Stimulation of the photoluminescent properties of electrospinning TiO2 nanofibres induced by structural modifications resulting from annealing at high temperatures

• Published in: Journal of luminescence Vol. 215; p. 116700
• Main Authors: Secundino-Sánchez, O., Díaz-Reyes, J., Sánchez-Ramírez, J.F., Martínez-Juárez, J.
• Format: Journal Article
• Language: English
• Published: Elsevier B.V 01.11.2019
• Subjects: Crystalline phase transformation; Electrospinning technique; Optical properties; Semiconductor nanofibres: titanium dioxide; Structural properties; Thermal treatment; Crystalline phase transformation; Electrospinning technique; Semiconductor nanofibres: titanium dioxide; Optical properties; Structural properties; Thermal treatment
• ISSN: 0022-2313; 1872-7883
• DOI: 10.1016/j.jlumin.2019.116700

Electrospinning technique has been used to prepare TiO2 nanofibres.

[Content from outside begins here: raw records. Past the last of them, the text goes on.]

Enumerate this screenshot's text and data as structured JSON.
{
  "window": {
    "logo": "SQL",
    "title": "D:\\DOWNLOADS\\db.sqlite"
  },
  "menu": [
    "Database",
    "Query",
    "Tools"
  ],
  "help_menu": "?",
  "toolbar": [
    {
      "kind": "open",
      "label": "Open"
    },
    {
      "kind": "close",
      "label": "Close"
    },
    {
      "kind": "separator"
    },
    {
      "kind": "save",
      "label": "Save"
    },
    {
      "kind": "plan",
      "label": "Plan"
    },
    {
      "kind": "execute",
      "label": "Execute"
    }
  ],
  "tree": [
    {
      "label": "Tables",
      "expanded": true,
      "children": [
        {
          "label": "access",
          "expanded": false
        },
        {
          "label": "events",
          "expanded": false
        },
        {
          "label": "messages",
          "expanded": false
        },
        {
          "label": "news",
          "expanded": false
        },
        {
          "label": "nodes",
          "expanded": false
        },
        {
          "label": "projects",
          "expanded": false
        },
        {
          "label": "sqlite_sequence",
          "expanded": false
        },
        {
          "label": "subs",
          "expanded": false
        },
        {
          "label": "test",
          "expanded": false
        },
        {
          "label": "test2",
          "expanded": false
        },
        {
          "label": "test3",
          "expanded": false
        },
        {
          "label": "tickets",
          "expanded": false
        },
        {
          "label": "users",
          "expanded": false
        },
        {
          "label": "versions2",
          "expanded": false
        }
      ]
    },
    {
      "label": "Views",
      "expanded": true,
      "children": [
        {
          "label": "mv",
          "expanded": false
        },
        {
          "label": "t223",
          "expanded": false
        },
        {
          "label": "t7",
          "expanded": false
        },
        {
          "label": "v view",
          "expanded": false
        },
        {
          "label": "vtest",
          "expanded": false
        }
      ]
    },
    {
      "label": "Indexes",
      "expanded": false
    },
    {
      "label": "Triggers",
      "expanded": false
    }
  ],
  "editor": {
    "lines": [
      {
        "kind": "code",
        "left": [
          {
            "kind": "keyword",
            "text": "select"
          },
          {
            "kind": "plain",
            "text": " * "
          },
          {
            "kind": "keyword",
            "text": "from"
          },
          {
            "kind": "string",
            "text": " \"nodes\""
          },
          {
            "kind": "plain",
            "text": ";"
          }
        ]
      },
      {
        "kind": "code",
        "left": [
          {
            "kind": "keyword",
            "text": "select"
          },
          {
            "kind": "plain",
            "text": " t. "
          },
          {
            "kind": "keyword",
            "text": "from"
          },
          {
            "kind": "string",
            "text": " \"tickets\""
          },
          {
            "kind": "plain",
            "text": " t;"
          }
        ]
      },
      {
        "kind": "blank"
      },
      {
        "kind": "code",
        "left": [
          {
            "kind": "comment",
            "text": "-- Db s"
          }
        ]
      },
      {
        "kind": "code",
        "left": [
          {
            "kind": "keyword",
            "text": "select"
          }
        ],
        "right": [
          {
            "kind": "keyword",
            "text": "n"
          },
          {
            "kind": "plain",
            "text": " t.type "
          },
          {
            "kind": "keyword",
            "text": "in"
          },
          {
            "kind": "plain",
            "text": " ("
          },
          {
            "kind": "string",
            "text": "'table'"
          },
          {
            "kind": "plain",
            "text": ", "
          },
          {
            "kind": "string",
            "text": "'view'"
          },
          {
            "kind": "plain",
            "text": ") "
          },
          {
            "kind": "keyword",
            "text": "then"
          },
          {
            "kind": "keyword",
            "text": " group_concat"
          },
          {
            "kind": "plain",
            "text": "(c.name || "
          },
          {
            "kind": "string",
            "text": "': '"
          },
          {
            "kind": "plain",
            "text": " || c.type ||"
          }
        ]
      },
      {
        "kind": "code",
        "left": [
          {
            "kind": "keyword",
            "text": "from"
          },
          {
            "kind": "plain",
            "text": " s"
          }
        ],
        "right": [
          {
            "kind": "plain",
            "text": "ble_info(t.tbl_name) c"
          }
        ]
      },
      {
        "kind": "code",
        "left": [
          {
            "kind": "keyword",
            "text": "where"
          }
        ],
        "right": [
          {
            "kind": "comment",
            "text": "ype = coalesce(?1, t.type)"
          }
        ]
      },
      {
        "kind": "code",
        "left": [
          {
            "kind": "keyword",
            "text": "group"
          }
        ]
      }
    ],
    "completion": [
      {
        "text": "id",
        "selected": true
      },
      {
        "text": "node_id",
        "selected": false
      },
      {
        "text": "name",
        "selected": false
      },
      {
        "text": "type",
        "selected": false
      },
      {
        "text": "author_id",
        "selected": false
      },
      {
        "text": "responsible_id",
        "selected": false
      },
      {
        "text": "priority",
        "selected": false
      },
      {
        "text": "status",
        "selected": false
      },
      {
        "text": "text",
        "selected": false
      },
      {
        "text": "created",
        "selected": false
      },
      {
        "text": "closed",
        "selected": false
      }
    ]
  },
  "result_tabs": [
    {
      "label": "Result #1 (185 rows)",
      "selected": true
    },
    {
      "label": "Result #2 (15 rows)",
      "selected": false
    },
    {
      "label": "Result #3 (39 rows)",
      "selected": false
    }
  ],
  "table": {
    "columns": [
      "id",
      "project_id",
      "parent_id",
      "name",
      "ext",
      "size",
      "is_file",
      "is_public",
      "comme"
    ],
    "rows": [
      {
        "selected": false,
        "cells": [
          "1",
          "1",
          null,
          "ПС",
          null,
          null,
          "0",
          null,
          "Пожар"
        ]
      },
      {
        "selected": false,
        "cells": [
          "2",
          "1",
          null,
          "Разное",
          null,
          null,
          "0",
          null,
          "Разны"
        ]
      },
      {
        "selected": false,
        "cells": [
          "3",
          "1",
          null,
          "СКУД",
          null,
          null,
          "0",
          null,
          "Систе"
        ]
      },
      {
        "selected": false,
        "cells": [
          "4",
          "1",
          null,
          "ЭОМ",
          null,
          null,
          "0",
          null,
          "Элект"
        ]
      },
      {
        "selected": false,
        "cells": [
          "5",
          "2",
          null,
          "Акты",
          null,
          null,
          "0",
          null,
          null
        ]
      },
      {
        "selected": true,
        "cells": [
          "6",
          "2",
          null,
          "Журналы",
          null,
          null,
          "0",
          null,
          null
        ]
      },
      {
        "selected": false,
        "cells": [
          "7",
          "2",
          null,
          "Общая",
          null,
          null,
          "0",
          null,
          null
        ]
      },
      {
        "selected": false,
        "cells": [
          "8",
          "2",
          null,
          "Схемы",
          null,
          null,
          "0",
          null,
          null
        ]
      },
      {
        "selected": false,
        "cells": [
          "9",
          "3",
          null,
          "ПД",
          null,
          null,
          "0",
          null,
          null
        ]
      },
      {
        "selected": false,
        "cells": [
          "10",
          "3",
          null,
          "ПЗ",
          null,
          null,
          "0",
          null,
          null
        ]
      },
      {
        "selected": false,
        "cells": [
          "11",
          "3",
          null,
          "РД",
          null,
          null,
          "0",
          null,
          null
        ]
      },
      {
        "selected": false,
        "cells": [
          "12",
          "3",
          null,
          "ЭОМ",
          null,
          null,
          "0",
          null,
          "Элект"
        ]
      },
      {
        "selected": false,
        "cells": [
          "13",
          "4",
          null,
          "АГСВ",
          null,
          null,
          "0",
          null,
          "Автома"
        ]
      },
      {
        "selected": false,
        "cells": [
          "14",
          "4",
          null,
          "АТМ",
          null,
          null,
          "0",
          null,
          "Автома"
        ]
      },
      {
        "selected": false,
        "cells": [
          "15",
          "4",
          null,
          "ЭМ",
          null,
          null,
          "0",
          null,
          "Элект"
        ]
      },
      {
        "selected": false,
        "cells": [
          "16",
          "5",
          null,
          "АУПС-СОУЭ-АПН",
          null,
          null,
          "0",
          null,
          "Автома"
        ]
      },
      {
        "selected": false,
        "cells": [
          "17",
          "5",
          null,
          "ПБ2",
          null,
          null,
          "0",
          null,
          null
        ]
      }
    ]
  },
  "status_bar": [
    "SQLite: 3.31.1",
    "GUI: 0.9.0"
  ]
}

The crystalline phase transformation occurred due to thermal treatments in the temperature range of 100–1000 °C, from anatase to rutile through the anatase-rutile mixed, which was verified by X-ray diffraction, high-resolution transmission electronic microscopy and Raman scattering. The effects of the annealing temperature on the surface morphology and the chemical stoichiometry of titanium dioxide nanofibres were determined by scanning electron microscopy and energy dispersion spectrometry. The nanofibres diameter was in the range of 115–137 nm in the investigated temperature range. Clear evidence of structural phase transformation from pure anatase to pure rutile structures including the anatase-rutile mixed phase have been obtained by ultraviolet–visible and photoluminescence spectroscopy. TiO2 nanofibres band gap energy could be tuned from 3.59 to 2.42 eV by varying the annealing temperature estimated by room temperature absorbance. The photoluminescent emission ranged in the 2.36–1.47 eV region as a function of the thermal treatment temperature, which is a consequence of the TiO2 nanofibres crystalline phase transformation and reduction of the band gap energy. •TiO2 nanofibres were successfully synthesised by electrospinning technique.•Crystal phase transformation through high-temperature annealing of TiO2 nanofibres.•Study of crystal phase transformation of annealed TiO2 nanofibres by Raman scattering.•The optical properties of TiO2 nanofibres were modulated by thermal treatments.